Christian Walker (1B – ARI)

Walker has tallied six home runs through 121 plate appearances entering play on Thursday. He’s also hitting just .187.

Of the two, the home run production looks like it will continue.

The 31-year-old has registered 14 barrels and a 17.1% barrel rate through those 121 plate appearances. He’s also in the 97th percentile league-wide in xSLG (.625). He’s currently sporting a 50% hard-hit rate that would qualify as a personal best were the season to end today.

However, will the batting average continue as is? Probably not.

Walker’s sparkling hard-hit rate is excellent in a vacuum, but it becomes even more significant considering the veteran isn’t swinging and missing too much in the grand scheme of things. This isn’t a situation where a high strikeout rate makes a barrel rate look slightly better due to fewer batted balls.
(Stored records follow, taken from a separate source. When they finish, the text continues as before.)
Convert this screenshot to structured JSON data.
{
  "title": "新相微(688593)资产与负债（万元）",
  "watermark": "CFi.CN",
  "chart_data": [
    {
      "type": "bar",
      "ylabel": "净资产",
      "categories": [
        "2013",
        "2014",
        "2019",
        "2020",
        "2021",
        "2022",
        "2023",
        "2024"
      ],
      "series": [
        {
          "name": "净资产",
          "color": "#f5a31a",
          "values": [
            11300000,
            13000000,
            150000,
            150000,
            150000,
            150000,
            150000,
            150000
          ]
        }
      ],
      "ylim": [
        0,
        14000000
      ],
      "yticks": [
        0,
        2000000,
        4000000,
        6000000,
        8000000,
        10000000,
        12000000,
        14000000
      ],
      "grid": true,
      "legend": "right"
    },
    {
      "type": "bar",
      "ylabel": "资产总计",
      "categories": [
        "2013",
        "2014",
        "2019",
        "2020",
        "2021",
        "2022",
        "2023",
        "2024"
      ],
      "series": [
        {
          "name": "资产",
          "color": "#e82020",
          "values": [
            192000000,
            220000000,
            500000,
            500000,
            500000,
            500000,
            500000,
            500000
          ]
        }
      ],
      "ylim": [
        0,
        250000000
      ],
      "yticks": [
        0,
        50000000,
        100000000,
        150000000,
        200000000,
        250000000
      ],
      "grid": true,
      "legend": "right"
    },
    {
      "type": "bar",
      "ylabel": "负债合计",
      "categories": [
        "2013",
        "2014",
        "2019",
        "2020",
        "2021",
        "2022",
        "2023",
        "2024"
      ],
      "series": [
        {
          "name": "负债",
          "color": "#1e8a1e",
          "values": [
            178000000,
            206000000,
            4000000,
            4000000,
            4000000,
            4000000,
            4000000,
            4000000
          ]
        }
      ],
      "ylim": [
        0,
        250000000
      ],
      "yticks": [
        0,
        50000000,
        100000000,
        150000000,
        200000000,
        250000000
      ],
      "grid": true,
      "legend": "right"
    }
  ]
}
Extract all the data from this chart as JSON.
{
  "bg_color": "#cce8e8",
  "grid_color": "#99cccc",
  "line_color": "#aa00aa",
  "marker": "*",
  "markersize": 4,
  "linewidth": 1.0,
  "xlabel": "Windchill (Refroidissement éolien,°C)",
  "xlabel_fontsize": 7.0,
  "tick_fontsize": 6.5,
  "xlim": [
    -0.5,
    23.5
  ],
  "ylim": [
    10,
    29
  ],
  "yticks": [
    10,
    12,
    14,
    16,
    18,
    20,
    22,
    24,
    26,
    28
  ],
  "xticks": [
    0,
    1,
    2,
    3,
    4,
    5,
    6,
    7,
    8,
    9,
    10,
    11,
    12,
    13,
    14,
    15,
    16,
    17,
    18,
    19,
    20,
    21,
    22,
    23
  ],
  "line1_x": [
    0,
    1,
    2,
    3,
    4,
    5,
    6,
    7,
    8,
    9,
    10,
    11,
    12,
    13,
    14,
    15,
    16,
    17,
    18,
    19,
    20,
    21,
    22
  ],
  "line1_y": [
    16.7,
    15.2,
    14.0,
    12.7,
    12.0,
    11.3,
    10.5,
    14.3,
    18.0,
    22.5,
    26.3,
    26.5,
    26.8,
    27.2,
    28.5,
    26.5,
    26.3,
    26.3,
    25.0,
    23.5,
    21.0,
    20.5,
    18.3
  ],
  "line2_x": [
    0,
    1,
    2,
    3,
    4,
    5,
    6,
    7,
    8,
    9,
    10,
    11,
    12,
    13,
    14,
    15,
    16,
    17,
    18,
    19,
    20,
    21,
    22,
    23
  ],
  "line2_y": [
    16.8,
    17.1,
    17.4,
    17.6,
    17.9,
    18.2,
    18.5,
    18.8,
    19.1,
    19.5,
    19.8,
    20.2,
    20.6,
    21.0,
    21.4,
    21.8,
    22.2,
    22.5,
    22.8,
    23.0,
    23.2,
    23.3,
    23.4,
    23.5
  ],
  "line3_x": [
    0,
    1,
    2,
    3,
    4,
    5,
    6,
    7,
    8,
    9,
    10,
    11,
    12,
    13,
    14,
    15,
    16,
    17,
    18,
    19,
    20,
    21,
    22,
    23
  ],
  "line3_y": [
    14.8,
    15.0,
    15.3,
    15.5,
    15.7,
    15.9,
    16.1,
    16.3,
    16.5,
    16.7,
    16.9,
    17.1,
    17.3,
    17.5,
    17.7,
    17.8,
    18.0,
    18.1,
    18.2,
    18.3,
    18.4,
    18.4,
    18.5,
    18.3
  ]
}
The first baseman is striking out at his career’s second-lowest rate (20.7%). What’s more, Walker’s 20.9% chase rate is on track to be a new career-best. It’s previously never finished below 24%.

Throw in a highly unlucky BABIP (.184), and you have a candidate for some serious positive regression. Arguably more positive regression than any other hitter in the league.

He’s sporting one of the league’s lowest BABIPs. The slugger is one of eight batters to have a BABIP south of .200.

Lowest BABIP Metrics As Of The Beginning Of Play Thursday:

Even more production is coming for Walker. Add him now before his batting average (and other metrics) inevitably start to rise.